Barreto Coutinho e Guilherme Matter, entroncamento que passou a ser chamado de
Praça Olga Benário. As tendas de recebimento de doações, da saúde, da cultura e
outras estavam montadas ao longo da rua Dr. Barreto Coutinho e logo no
quarteirão abaixo foi mais tarde alugada uma casa para abrigar os
comunicadores, então chamada Casa da Democracia. Sobre a tenda da saúde, uma
observação: trata-se sobretudo de um espaço de cuidado holístico, com oferta de
massagens e medicina natural.
A
instauração da vigília e do acampamento pode ter soado para muitos como uma
iniciativa bonita, de apoio ao ex-presidente Lula, mas que não teria fôlego
para sustentar-se no cotidiano, nos (muitos) dias em que não há fatos políticos
espetaculosos, em que não há visitas importantes. Felizmente enganaram-se os
que pensavam assim. É certo que as visitas de artistas, intelectuais e
políticos são frequentes, diz-se inclusive que, desde que Lula foi para
Curitiba, o prédio da Superintendência da PF recebe mais presidentes,
ex-presidentes e chanceleres internacionais que o Palácio do Planalto em
Brasília. Em princípio um disparate, mas um fato que denota a percepção
internacional da prisão de Lula. Figuras como Noam Chomsky, Ernesto Samper,
Pepe Mujica, Adolfo Perez Esquivel, Aleida Guevara são alguns dos visitantes
das quintas-feiras ao ex-presidente.
Contudo,
o dia a dia da vigília é sustentado por algumas organizações e movimentos
sociais, dentre os quais destacam-se o Movimento dos Trabalhadores Rurais Sem
Terra (MST), o Movimento dos Atingidos por Barragens (MAB), a Central Única dos
Trabalhadores (CUT) e o Partido dos Trabalhadores, e ganha vida sobretudo com
presenças anônimas de militantes que chegam a se deslocar centenas e até
milhares de quilômetros em caravanas para participar dos já conhecidos “Bom
dia”, “Boa tarde” e “Boa noite, Presidente Lula”; para trazer doações de roupas
e mantimentos; para prestar homenagens ao ex-presidente; para bordar pela
democracia. A presença de moradores de Curitiba também se faz notar, assim como
de catarinos, gaúchos e paulistas, que têm mais facilidade de deslocamento
devido à proximidade. O livro de visitas aberto em maio já conta com mais de 13
mil assinaturas.
Em
julho de 2018, a vigília ganhou uma nova casa. Transferiu-se para um terreno
logo em frente à PF. Se antes não era possível chegar tão perto de Lula, agora
ele está logo ali, do outro lado da rua.

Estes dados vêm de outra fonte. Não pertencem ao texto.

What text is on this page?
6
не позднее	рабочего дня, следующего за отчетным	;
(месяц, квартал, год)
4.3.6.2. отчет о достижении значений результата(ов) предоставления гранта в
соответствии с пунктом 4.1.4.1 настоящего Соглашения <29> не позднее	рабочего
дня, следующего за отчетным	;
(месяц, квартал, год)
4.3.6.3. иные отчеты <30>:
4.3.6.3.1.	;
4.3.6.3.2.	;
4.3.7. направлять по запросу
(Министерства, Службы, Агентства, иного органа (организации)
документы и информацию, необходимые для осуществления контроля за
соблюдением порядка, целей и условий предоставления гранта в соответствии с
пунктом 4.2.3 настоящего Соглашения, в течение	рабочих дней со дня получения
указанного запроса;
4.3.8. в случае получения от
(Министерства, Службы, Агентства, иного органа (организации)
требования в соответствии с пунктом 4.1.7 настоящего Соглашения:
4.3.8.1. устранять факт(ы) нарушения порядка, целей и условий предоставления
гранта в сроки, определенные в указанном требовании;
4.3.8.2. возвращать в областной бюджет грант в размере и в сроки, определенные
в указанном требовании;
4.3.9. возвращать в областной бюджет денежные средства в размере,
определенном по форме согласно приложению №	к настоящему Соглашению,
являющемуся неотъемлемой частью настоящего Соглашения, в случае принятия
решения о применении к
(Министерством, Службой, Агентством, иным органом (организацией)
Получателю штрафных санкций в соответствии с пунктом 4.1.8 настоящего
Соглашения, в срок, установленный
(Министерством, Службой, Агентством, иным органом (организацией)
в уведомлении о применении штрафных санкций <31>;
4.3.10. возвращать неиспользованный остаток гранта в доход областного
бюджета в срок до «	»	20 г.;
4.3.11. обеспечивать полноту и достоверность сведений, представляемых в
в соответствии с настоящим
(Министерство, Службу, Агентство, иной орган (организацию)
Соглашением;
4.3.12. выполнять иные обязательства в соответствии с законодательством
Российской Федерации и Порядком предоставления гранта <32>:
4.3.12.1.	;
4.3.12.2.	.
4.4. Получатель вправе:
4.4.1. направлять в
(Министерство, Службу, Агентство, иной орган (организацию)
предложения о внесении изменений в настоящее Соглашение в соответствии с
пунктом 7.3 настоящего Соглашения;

Pode nos escutar melhor e ver a copa
das belas araucárias do terreno da vigília. Diga-se de passagem, Lula deve
escutar de tudo. Discursos políticos, mensagens de carinho, agradecimento e
esperança, teatro, poesia e música, muita música. A organização da vigília
divulga a programação do dia em um cartaz escrito à mão. Artistas são sempre
muito bem-vindos para apresentações de teatro, declamações de poesias autorais
ou não, intervenções de todo tipo e músicas. Há oficinas, rodas de conversa e
celebrações ecumênicas. São também distribuídos boletins diários, em formato
digital, produzidos pelo Comitê Popular em Defesa de Lula e da Democracia.
Em
setembro de 2018, o MST, em parceria com o Sindicato dos Metalúrgicos do ABC,
inaugurou o Centro de Formação e Cultura Marielle Vive, a poucos metros da PF e
da sede da vigília, com a presença dos pais de Marielle, o espaço conta com o
Cine Lula Livre e um rol de atividades culturais e de formação para a
militância.
A
tristeza estampada no rosto de cada militante que chega vem também acompanhada
da alegria de estar ali; em frente a um edifício de arquitetura e aura tão
hostis criou-se um território de esperança, de luta pela democracia, pela
liberdade e por justiça. Há um sentimento de pertencimento, animado pela
solidariedade das/os companheiras/os, pelo compartilhamento da comida, da
limpeza do local, de informações e sobretudo de sonhos. Foram lindas as
celebrações de Natal e Ano-Novo, mas esperamos que sejam as únicas. Esperamos
não precisar celebrar o aniversário da vigília em 7 de abril de 2019, esperamos
que ela se recolha em breve, com a liberdade de Lula.
* Luiza Dulci é
militante da JPT, integra o Conselho Curador da Fundação Perseu Abramo. É
economista (UFMG), mestre em Sociologia (UFRJ) e doutoranda em Ciências
Sociais, Desenvolvimento e Agricultura (UFRRJ).